WASHINGTON (AP) The Supreme Court gave American businesses more ammunition to fend off product-liability lawsuits Tuesday by extending the reach of guidelines that let trial judges exclude ``junk science'' as evidence.
Those guidelines, fashioned in a key 1993 decision, also apply to the planned testimony of all expert witnesses, the court said in a decision insurers predicted could play a huge role in anticipated lawsuits over Year 2000 computer woes.
``We conclude that (the 1993 ruling's) general holding .... applies not only to testimony based on 'scientific' knowledge, but also to testimony based on 'technical' and 'other specialized' knowledge,'' Justice Stephen G. Breyer wrote for a unanimous court.
The decision ended a family's lawsuit against a tire manufacturer over a 1993 Alabama traffic accident that killed one person and injured seven others.
The justices voted 8-1 in ruling that a federal trial judge correctly barred an engineer from testifying that he believed a defect had caused a tire blowout and the accident. Breyer said the trial judge, acting in his role as gatekeeper, rightly doubted whether the engineer's methodology could reliably determine the cause of the tire's failure.
``It's a really bad day for consumers,'' said Gerson Smoger, a Dallas attorney with Trial Lawyers for Public Justice. ``It enhances judicial power at the expense of letting juries assess the credibility of evidence.''
But Craig Berrington, general counsel of the American Insurance Association, called the decision ``a sweeping victory for honest trials and honest decisions.''
He said the ruling could reduce the number of anticipated lawsuits over Year 2000 computer problems. ``In the vast majority of these disputes, the expert testimony of software engineers or computer science experts will be essential'' to claims of alleged design defects, Berrington said.
The nation's highest court in 1993 told judges deciding on the admissibility of expert evidence to consider whether the theory or technique had been tested, whether it was reviewed by other experts, its possible rate of error and whether it was generally accepted by the scientific community.
The guidelines, aimed at ensuring that planned testimony is both relevant and reliable, apply directly to federal courts only but most state courts model their rules after their federal counterparts.
A trial judge trying to decide whether to admit the testimony of a non-scientific expert witness such as an engineer or computer software designer ``may consider one or more of the specific factors ... when doing so will help determine that testimony's reliability,'' Breyer said.
But the ruling also emphasized that trial judges have broad discretion in making such determinations and that appeals courts can overrule them only if they find an ``abuse of discretion'' a legal standard difficult to meet.
Beyond engineers, the decision did not attempt to pin down just what expert witnesses might be affected. ``We can neither rule out, nor rule in, for all cases and for all time the applicability of the (1993 guidelines),'' Breyer said. ``Too much depends upon the particular circumstances of the particular case at issue.''
In the Alabama case, the 11th U.S. Circuit Court of Appeals had ruled that the 1993 guidelines do not apply to non-scientific testimony.

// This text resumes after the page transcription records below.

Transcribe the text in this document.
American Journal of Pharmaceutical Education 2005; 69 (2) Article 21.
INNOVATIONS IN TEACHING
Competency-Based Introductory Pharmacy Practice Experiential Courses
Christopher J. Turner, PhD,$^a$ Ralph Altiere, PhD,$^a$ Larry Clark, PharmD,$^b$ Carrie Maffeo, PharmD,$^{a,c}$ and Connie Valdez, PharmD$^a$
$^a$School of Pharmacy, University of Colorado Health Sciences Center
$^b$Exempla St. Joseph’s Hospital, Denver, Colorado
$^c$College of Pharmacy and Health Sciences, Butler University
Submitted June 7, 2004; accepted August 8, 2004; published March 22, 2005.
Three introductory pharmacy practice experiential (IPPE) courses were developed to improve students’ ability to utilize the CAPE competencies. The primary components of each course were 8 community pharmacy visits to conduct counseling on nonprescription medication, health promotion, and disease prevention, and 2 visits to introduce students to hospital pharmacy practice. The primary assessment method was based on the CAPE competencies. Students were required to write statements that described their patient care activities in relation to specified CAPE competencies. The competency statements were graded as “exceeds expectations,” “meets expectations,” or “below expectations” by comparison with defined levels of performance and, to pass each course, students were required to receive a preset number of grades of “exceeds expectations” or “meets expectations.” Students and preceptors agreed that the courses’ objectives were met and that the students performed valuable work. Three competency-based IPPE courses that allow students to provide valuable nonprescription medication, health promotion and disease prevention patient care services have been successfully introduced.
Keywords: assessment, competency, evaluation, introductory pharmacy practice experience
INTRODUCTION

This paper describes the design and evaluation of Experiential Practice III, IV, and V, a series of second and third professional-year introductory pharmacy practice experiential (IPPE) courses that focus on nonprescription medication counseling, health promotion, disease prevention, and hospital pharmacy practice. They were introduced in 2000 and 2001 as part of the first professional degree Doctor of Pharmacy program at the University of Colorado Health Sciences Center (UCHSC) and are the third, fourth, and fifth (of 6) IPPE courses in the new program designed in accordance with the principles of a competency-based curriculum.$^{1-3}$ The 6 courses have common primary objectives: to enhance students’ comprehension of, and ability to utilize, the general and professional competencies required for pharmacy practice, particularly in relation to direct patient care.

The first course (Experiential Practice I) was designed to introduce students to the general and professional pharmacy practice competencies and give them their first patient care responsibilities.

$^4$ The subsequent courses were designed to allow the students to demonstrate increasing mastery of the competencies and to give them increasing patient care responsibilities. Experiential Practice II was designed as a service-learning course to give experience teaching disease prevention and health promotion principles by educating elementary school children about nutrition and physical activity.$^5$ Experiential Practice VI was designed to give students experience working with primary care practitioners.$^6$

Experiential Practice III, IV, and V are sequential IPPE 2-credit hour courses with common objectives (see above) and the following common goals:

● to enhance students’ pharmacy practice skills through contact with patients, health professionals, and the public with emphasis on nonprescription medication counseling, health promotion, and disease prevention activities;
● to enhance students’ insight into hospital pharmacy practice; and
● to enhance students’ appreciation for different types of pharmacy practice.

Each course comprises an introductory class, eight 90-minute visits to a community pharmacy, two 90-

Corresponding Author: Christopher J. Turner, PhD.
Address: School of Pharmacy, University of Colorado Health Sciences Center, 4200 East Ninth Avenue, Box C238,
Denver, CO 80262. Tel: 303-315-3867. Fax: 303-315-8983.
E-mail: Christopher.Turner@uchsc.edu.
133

Its ruling gave the Patrick Carmichael family another chance to show that engineer David Carlson's testimony should have been allowed in their lawsuit against the Kumho Tire Co.
But Tuesday's ruling said the appeals court was wrong.
Breyer said the trial court ``decision in this case not to admit certain expert testimony was within its discretion and therefore lawful.''
One Carmichael family member was killed and seven were injured when one of a minivan's tires blew failed, the driver lost control and the van overturned in Baldwin County, Ala.
Justice John Paul Stevens agreed that the rules for scientific testimony apply to non-scientific testimony as well, but said the 11th Circuit court should first decide whether the trial judge correctly excluded the engineer's planned testimony.